Five women aged between 25 to 35 have been hospitalized in Kenya after they underwent Female Genital Mutilation (FGM).
They are currently receiving treatment at Longisa County Referral Hospital.
According to Cheboin location chief Alfred Orwasa, the five were were discovered following a tip-off from members of the public.
80-year-old Elizabeth Baliach who performed the cut was arrested and her tools of trade, including a knife, seized.
Baliach and the five women are to be arraigned at the Bomet Law Court after police conclude investigations.
During the raid, two other women fled to avoid being arrested.

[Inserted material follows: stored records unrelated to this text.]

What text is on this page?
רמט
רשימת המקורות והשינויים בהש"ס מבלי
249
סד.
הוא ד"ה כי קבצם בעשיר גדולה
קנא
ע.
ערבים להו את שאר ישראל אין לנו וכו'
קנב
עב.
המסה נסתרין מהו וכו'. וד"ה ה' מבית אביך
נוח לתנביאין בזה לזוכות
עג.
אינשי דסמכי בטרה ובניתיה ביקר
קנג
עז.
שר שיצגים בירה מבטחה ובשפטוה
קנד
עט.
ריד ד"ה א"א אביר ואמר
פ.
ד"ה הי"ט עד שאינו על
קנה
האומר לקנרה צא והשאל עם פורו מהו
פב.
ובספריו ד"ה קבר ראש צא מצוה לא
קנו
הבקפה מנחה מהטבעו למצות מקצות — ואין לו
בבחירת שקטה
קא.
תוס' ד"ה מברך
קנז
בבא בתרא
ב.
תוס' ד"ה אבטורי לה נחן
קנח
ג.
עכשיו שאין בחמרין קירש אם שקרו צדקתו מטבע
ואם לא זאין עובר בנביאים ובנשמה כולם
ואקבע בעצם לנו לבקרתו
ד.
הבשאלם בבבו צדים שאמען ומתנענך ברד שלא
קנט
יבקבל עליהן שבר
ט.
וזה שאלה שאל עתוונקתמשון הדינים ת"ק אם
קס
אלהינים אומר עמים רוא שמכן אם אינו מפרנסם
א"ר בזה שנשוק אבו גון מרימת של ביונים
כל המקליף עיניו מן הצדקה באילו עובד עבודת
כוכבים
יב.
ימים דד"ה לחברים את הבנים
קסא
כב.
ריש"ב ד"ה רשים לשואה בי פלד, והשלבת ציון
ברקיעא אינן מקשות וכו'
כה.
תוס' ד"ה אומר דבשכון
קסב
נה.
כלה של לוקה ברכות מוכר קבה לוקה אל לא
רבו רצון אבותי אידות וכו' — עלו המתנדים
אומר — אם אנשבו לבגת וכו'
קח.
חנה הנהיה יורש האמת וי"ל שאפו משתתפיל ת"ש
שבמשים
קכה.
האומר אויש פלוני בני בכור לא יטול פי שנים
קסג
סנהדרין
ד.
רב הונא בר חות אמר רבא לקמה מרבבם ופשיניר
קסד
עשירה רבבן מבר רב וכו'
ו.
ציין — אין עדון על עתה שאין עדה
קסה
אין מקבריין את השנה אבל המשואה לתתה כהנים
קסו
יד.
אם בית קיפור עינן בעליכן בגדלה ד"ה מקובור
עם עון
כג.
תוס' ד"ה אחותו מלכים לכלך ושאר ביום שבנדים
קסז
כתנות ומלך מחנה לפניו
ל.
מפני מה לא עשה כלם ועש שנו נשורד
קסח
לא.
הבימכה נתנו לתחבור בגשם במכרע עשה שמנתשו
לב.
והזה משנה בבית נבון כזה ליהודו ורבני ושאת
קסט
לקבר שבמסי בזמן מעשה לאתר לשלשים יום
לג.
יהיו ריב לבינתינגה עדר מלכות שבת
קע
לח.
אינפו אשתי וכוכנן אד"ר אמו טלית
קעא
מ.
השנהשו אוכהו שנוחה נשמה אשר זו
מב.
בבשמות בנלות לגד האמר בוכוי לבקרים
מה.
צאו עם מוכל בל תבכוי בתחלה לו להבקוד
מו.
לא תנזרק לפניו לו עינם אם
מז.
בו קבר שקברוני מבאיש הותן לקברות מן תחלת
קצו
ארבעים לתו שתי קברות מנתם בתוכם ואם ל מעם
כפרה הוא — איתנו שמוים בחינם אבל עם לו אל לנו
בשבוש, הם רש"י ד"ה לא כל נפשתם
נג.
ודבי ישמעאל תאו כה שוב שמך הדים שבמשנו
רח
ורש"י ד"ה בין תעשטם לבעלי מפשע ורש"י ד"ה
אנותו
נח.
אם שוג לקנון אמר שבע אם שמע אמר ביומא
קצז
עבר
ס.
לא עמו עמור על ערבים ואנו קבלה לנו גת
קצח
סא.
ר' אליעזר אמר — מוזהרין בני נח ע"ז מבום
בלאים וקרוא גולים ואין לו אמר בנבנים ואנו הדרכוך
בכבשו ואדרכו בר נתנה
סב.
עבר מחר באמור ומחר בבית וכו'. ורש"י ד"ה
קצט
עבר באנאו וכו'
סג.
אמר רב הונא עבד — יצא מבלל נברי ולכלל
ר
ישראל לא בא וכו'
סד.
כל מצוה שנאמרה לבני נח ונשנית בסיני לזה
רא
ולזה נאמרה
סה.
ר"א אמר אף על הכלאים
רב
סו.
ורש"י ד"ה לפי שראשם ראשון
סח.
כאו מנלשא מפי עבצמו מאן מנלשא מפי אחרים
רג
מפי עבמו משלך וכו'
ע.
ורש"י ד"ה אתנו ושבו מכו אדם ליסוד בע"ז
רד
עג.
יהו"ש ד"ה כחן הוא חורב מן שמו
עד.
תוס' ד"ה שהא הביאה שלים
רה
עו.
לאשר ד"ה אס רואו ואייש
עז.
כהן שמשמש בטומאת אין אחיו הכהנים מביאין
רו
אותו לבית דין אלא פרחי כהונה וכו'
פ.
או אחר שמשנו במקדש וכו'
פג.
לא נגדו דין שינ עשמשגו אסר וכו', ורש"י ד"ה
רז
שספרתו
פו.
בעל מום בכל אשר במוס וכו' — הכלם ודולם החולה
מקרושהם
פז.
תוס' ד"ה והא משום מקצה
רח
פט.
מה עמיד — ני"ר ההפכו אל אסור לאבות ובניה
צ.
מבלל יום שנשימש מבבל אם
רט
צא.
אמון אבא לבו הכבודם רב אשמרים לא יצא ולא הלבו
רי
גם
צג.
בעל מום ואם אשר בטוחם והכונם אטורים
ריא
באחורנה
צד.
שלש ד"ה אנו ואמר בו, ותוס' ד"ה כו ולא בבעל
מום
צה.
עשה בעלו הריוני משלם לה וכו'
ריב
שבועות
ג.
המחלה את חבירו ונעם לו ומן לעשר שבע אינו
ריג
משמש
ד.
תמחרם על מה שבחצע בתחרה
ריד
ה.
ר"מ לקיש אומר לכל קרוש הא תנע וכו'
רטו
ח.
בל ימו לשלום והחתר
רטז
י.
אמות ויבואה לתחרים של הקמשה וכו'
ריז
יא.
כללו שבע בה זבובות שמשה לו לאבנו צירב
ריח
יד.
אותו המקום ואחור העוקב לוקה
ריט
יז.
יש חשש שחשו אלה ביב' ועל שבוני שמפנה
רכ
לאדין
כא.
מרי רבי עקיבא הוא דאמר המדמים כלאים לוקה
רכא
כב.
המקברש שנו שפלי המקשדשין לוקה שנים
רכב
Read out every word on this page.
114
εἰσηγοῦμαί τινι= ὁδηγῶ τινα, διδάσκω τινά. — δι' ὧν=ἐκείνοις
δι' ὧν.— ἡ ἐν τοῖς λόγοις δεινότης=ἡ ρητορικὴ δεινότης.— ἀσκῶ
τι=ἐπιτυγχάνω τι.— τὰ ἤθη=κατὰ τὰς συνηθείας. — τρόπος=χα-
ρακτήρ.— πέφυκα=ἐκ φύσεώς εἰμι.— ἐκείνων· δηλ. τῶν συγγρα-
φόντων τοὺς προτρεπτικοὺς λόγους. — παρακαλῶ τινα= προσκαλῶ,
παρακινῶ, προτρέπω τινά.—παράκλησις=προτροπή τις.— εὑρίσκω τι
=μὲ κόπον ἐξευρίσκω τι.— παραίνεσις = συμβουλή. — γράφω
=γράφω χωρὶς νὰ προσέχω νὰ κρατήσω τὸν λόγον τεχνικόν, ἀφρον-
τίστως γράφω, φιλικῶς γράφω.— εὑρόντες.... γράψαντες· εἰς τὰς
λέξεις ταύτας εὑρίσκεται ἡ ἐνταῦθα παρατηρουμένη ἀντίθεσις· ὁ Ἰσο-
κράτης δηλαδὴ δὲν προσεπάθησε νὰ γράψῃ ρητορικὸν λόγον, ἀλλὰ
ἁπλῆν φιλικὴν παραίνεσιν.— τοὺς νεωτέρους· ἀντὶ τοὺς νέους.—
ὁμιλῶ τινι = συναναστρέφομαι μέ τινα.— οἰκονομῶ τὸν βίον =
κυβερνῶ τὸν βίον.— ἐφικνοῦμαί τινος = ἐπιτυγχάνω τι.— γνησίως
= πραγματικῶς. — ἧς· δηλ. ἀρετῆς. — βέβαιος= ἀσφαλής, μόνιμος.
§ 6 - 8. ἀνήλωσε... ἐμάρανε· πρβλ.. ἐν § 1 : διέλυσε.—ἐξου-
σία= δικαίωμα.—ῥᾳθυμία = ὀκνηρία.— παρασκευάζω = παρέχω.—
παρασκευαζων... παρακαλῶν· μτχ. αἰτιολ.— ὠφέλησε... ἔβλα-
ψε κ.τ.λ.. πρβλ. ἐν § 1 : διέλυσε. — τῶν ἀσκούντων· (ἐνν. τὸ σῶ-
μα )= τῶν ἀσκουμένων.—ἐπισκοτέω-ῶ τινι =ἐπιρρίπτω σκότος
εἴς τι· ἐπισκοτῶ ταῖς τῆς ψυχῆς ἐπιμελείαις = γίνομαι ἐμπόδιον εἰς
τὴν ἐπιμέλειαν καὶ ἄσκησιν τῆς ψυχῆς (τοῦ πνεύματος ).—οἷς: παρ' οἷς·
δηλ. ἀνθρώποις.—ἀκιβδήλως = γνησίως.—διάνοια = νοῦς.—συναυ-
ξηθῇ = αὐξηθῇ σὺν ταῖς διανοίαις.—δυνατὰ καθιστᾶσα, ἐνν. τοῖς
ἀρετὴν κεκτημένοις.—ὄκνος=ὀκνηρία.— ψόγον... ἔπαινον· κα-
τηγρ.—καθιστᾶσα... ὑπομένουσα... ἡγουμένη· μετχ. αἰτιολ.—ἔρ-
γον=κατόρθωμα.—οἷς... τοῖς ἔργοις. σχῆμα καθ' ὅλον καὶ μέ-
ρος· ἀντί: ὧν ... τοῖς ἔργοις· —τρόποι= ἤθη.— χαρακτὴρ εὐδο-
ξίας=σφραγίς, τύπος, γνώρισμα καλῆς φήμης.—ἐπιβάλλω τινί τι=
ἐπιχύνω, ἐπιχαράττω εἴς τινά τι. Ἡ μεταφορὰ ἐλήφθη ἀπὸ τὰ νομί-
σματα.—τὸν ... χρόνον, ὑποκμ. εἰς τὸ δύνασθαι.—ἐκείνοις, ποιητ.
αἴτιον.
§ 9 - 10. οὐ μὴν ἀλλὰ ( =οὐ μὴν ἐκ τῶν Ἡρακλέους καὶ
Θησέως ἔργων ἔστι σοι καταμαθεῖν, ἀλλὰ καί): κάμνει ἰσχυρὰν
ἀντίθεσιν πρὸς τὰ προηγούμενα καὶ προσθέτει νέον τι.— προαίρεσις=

Nyumba Kumi members are said to be assisting administration officers to locate the duo.
On March 17, 2021, the high court upheld a ban on FGM in a landmark ruling welcomed by campaigners seeking to eradicate the internationally condemned procedure.
Kenya criminalised FGM in 2011 with a punishment of three years imprisonment and a $2,000 (Ksh.215,500) fine.
However, the practice persists because some communities regard it as necessary for social acceptance and increasing their daughters’ marriage prospects.
The court was ruling on a petition seeking to legalize FGM on the grounds that the ban is unconstitutional and that adult women should be allowed to do what they want with their bodies.
“We find that limiting this right is reasonable in an open and democratic society, based on the dignity of women,” said judge Lydia Achode. “The amended petition is devoid of merit and hereby dismissed.”
The petition was brought in 2017 by a female doctor, Tatu Kamau, who said that women were being harassed and arrested for undergoing FGM.
“I am disappointed,” Kamau said, adding that she accepted the verdict.
One in five women and girls aged between 15 and 49 in Kenya have undergone some form of the procedure, according to the U.N. Fund for Population Activities, the U.N.’s sexual and reproductive health agency.
President Uhuru Kenyatta has pledged to end FGM by 2022, but women’s rights groups say that target is not realistic due to crime and insecurity, the remoteness of many locations and high prevalence rates in some areas of the country.
An estimated 200 million girls and women worldwide have been subjected to FGM, which usually involves the partial or total removal of the external genitalia.
The ritual is practised in at least 27 African countries and parts of Asia and the Middle East.